Mrs. Bester unexpectedly burst into tears. There was an element in the female villagers' temperament which Betty had found was frequently unexpected in its breaking forth.
“He's down, miss,” she said. “He's down with it crool bad. There'll be no savin' of him—none.”
Betty laid her package of sewing cotton and knitting wool quietly on the blue and white checked tablecloth.
“Who—is he?” she asked.
“His lordship—and him just saved all Dunstan parish from death—to go like this!”
In Stornham village and in all others of the neighbourhood the feminine attitude towards Mount Dunstan had been one of strongly emotional admiration. The thwarted female longing for romance—the desire for drama and a hero had been fed by him. A fine, big young man, one that had been “spoke ill of” and regarded as an outcast, had suddenly turned the tables on fortune and made himself the central figure of the county, the talk of gentry in their grand houses, of cottage women on their doorsteps, and labourers stopping to speak to each other by the roadside. Magic stories had been told of him, beflowered with dramatic detail. No incident could have been related to his credit which would not have been believed and improved upon. Shut up in his village working among his people and unseen by outsiders, he had become a popular idol. Any scrap of news of him—any rumour, true or untrue, was seized upon and excitedly spread abroad. Therefore Mrs. Bester wept as she talked, and, if the truth must be told, enjoyed the situation. She was the first to tell the story to her ladyship's sister herself, as well as to Mrs. Welden and old Doby.

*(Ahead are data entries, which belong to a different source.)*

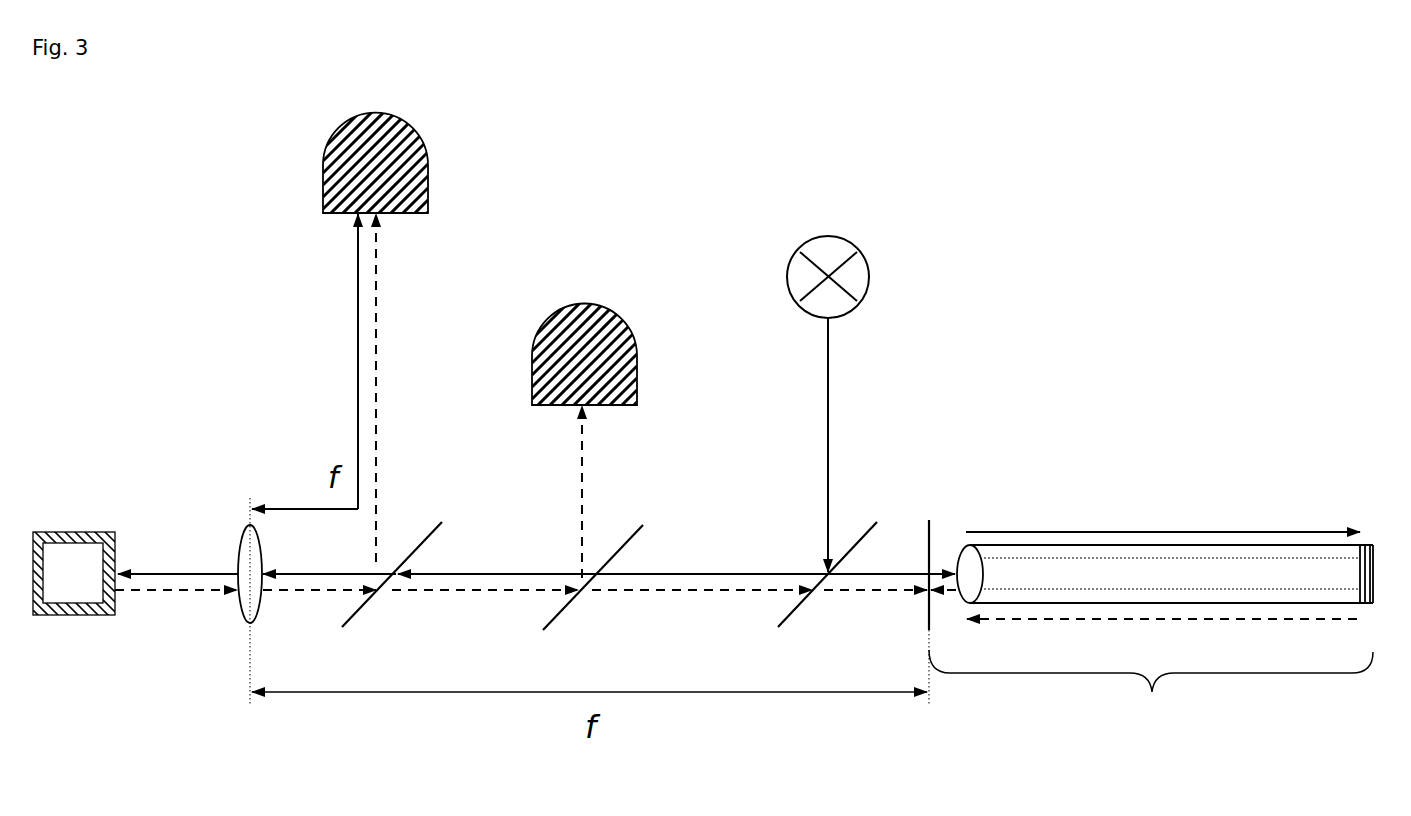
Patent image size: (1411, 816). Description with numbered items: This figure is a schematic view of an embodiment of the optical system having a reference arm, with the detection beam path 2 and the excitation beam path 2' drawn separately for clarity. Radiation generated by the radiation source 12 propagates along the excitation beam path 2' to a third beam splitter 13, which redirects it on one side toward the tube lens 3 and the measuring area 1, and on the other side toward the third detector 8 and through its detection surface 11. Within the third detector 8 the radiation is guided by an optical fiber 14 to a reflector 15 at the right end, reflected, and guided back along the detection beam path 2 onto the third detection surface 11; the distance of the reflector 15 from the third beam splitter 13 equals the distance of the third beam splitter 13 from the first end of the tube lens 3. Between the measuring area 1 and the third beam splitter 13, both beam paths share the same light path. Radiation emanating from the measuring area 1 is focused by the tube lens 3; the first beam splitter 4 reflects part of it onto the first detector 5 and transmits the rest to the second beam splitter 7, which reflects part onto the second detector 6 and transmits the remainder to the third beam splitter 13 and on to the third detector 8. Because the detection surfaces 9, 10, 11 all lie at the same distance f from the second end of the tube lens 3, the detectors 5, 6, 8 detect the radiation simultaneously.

The measuring area 1 is at (75, 531).
The detection beam path 2 is at (736, 443).
The excitation beam path 2' is at (739, 394).
The tube lens 3 is at (237, 530).
The first beam splitter 4 is at (358, 614).
The first detector 5 is at (433, 160).
The second detector 6 is at (620, 312).
The second beam splitter 7 is at (562, 613).
The third detector 8 is at (1151, 645).
The first detection surface 9 is at (420, 216).
The second detection surface 10 is at (631, 409).
The third detection surface 11 is at (925, 604).
The radiation source 12 is at (799, 247).
The third beam splitter 13 is at (807, 600).
The optical fiber 14 is at (1308, 607).
The reflector 15 is at (1372, 540).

“It's Tom as brought it in,” she said. “He's my brother, miss, an' he's one of the ringers. He heard it from Jem Wesgate, an' he heard it at Toomy's farm. They've been keepin' it hid at the Mount because the people that's ill hangs on his lordship so that the doctors daren't let them know the truth. They've been told he had to go to London an' may come back any day. What Tom was sayin', miss, was that we'd all know when it was over, for we'd hear the church bell toll here same as it'd toll at Dunstan, because they ringers have talked it over an' they're goin' to talk it over to-day with the other parishes—Yangford an' Meltham an' Dunholm an' them. Tom says Stornham ringers met just now at The Clock an' said that for a man that's stood by labouring folk like he has, toll they will, an' so ought the other parishes, same as if he was royalty, for he's made himself nearer. They'll toll the minute they hear it, miss. Lord help us!” with a fresh outburst of crying. “It don't seem like it's fair as it should be. When we hear the bell toll, miss——”
“Don't!” said her ladyship's handsome sister suddenly. “Please don't say it again.”

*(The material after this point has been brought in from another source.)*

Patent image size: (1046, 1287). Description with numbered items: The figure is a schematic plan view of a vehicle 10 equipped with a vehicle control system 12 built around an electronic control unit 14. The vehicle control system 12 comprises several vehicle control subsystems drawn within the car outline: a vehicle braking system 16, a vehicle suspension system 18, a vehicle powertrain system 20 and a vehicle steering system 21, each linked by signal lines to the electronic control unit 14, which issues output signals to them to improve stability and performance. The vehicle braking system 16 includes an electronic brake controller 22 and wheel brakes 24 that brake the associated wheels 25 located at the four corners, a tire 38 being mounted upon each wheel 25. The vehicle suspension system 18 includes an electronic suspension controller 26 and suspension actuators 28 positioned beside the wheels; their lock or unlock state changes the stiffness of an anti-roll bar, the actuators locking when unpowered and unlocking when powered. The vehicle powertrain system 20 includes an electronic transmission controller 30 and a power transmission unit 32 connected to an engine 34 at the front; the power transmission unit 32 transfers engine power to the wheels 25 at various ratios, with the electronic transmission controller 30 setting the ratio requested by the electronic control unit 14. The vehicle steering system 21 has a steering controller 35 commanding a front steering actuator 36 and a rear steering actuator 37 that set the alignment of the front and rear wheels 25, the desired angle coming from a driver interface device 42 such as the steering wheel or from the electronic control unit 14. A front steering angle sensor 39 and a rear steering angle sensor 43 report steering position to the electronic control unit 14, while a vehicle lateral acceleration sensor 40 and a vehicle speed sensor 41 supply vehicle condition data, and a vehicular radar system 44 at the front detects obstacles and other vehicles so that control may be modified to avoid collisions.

She sat down by the table, and resting her elbows on the blue and white checked cloth, covered her face with her hands. She did not speak at all. In this tiny room, with these two old souls who loved her, she need not explain. She sat quite still, and Mrs. Welden after looking at her for a few seconds was prompted by some sublimely simple intuition, and gently sidled Mrs. Bester and her youngest into the little kitchen, where the copper was.

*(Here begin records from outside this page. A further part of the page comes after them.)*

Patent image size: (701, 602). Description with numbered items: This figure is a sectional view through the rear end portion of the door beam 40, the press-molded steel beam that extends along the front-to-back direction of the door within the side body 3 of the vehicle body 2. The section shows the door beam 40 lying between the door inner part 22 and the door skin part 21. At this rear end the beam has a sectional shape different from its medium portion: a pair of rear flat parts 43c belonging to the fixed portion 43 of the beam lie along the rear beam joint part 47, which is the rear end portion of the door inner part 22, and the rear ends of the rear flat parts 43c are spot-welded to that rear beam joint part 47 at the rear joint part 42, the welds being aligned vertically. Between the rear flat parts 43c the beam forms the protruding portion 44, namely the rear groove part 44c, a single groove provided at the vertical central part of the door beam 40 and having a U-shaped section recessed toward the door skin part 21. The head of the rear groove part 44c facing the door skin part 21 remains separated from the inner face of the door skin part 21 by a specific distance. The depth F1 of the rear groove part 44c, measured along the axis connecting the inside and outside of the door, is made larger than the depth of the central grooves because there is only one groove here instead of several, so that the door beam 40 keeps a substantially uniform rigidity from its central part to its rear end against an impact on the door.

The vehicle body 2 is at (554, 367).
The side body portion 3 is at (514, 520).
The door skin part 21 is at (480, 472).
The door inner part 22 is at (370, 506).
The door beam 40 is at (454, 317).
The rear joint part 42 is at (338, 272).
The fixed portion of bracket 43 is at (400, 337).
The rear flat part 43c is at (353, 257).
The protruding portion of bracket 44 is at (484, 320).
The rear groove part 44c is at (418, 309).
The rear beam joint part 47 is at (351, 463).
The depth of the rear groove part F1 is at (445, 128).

“Her helpin' him like she did, makes it come near,” she whispered. “Dessay it seems as if he was a'most like a relation.”
Old Doby sat and looked at his goddess. In his slowly moving old brain stirred far-off memories like long-dead things striving to come to life. He did not know what they were, but they wakened his dim eyes to a new seeing of the slim young shape leaning a little forward, the soft cloud of hair, the fair beauty of the cheek. He had not seen anything like it in his youth, but—it was Youth itself, and so was that which the ringers were so soon to toll for; and for some remote and unformed reason, to his scores of years they were pitiful and should be cheered. He bent forward himself and put out his ancient, veined and knotted, gnarled and trembling hand, to timorously touch the arm of her he worshipped and adored.
“God bless ye!” he said, his high, cracked voice even more shrill and thin than usual. “God bless ye!” And as she let her hands slip down, and, turning, gently looked at him, he nodded to her speakingly, because out of the dimness of his being, some part of Nature's working had strangely answered and understood.